In South Korea, his life seems to have been a difficult one.

He made few friends, officials said. He found work at cleaning services whose employees worked mostly at night in empty office buildings. He apparently never socialized with his neighbors. Since Sunday, when reports first emerged of his return to the North, no one in the South has come forward to say that they knew him personally.

Kang Mi-jin, a North Korean who lives in Seoul, said that a defector’s early experiences could be crucial. “It’s important what first jobs they find in the South and how they are treated here,” she said. “That’s where they learn whether their dream is supported by reality.”

Their first friends are usually fellow North Koreans, whom they meet during the government’s 12-week resettlement training program. Before the pandemic, when as many as 3,000 defectors were arriving every year, those classrooms were full. But with the North’s Chinese border locked down, only 229 North Koreans came to the South in 2020, the year Mr. Kim defected.

“He had few classmates and few friends,” said Ahn Chan-il, the leader of a defectors’ group in Seoul. South Korean churches, where many defectors have found communities, have been under restrictions during the pandemic.

If Mr. Kim was suffering from poverty and loneliness in the South, he was hardly the only defector who felt that way.

Nearly a quarter of North Korean defectors — six times the national average — are receiving government subsidies for basic necessities because they are in the lowest income bracket. Those among them who earn wages make 70 percent of the national average, according to a survey of 407 defectors conducted last year by the Seoul-based Data Center for North Korean Human Rights.
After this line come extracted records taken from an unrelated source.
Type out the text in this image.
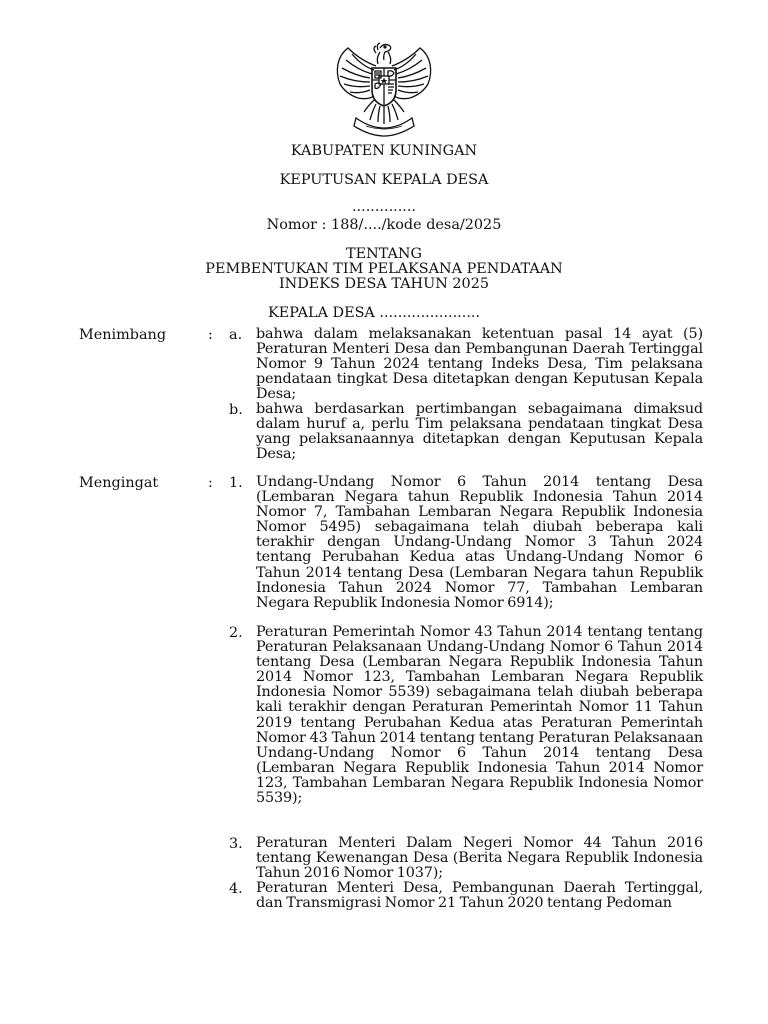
KABUPATEN KUNINGAN
KEPUTUSAN KEPALA DESA
..............
Nomor : 188/..../kode desa/2025
TENTANG
PEMBENTUKAN TIM PELAKSANA PENDATAAN
INDEKS DESA TAHUN 2025
KEPALA DESA ......................
Menimbang	: a. bahwa dalam melaksanakan ketentuan pasal 14 ayat (5) Peraturan Menteri Desa dan Pembangunan Daerah Tertinggal Nomor 9 Tahun 2024 tentang Indeks Desa, Tim pelaksana pendataan tingkat Desa ditetapkan dengan Keputusan Kepala Desa;
b. bahwa berdasarkan pertimbangan sebagaimana dimaksud dalam huruf a, perlu Tim pelaksana pendataan tingkat Desa yang pelaksanaannya ditetapkan dengan Keputusan Kepala Desa;
Mengingat	: 1. Undang-Undang Nomor 6 Tahun 2014 tentang Desa (Lembaran Negara tahun Republik Indonesia Tahun 2014 Nomor 7, Tambahan Lembaran Negara Republik Indonesia Nomor 5495) sebagaimana telah diubah beberapa kali terakhir dengan Undang-Undang Nomor 3 Tahun 2024 tentang Perubahan Kedua atas Undang-Undang Nomor 6 Tahun 2014 tentang Desa (Lembaran Negara tahun Republik Indonesia Tahun 2024 Nomor 77, Tambahan Lembaran Negara Republik Indonesia Nomor 6914);
2. Peraturan Pemerintah Nomor 43 Tahun 2014 tentang tentang Peraturan Pelaksanaan Undang-Undang Nomor 6 Tahun 2014 tentang Desa (Lembaran Negara Republik Indonesia Tahun 2014 Nomor 123, Tambahan Lembaran Negara Republik Indonesia Nomor 5539) sebagaimana telah diubah beberapa kali terakhir dengan Peraturan Pemerintah Nomor 11 Tahun 2019 tentang Perubahan Kedua atas Peraturan Pemerintah Nomor 43 Tahun 2014 tentang tentang Peraturan Pelaksanaan Undang-Undang Nomor 6 Tahun 2014 tentang Desa (Lembaran Negara Republik Indonesia Tahun 2014 Nomor 123, Tambahan Lembaran Negara Republik Indonesia Nomor 5539);
3. Peraturan Menteri Dalam Negeri Nomor 44 Tahun 2016 tentang Kewenangan Desa (Berita Negara Republik Indonesia Tahun 2016 Nomor 1037);
4. Peraturan Menteri Desa, Pembangunan Daerah Tertinggal, dan Transmigrasi Nomor 21 Tahun 2020 tentang Pedoman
Thirty-five percent of those defectors reported experiencing depression and despair, and 18.5 percent said they had thought of returning to the North, mainly because they missed their families and hometowns, according to the survey.

One reason many unhappy defectors endure life in the South is that they can save money and send it to their families in the North through middlemen in China, who usually charge a 30 percent fee. But temporary jobs like the ones held by many defectors were among the first to be cut by employers as the pandemic raged.

Living alone in a tiny, $117-a-month apartment in northern Seoul, Mr. Kim received $418 a month in welfare support from the government. He rarely cooked and skimped on gas, water and electricity, and he had unpaid bills for rent and medical insurance, according to the South Korean news agency Yonhap.

“We help the North Korean refugees resettle when they first arrive, but we have been miserly in helping them find jobs and make their life here sustainable,” Park Soo-hyun, Mr. Moon’s senior secretary for public communications, said this week.

For some defectors, the transition to the South is like that experienced by a prisoner, released after many years, who cannot readjust to the outside world, said Lee Min-bok, a longtime North Korean refugee.

“They are strangers to the sudden freedom in the South, finding it more difficult than life in North Korea, which is essentially a prison,” Mr. Lee said. “The ostracism they feel in the South is not much different from the discrimination ex-prisoners suffer on the outside.”

The culture shock is especially hard for the few who cross the DMZ. Many defectors spend years living in China, which is far more open to the world than North Korea is. By the time they come to the South, they have some idea of what to expect.

As of Thursday, North Korea had said nothing about Mr. Kim’s return. It has often used returning defectors for propaganda, releasing videos and articles in which they describe a hellish life in the capitalist South.

Mr. Kim left few traces behind. At the fence where he crossed, investigators found thin footprints and bits of feather, which apparently fell from his winter coat when it was torn by barbed wire. Reporters who went to his home found it empty, with a neatly folded blanket put outside for the garbage collector to pick up.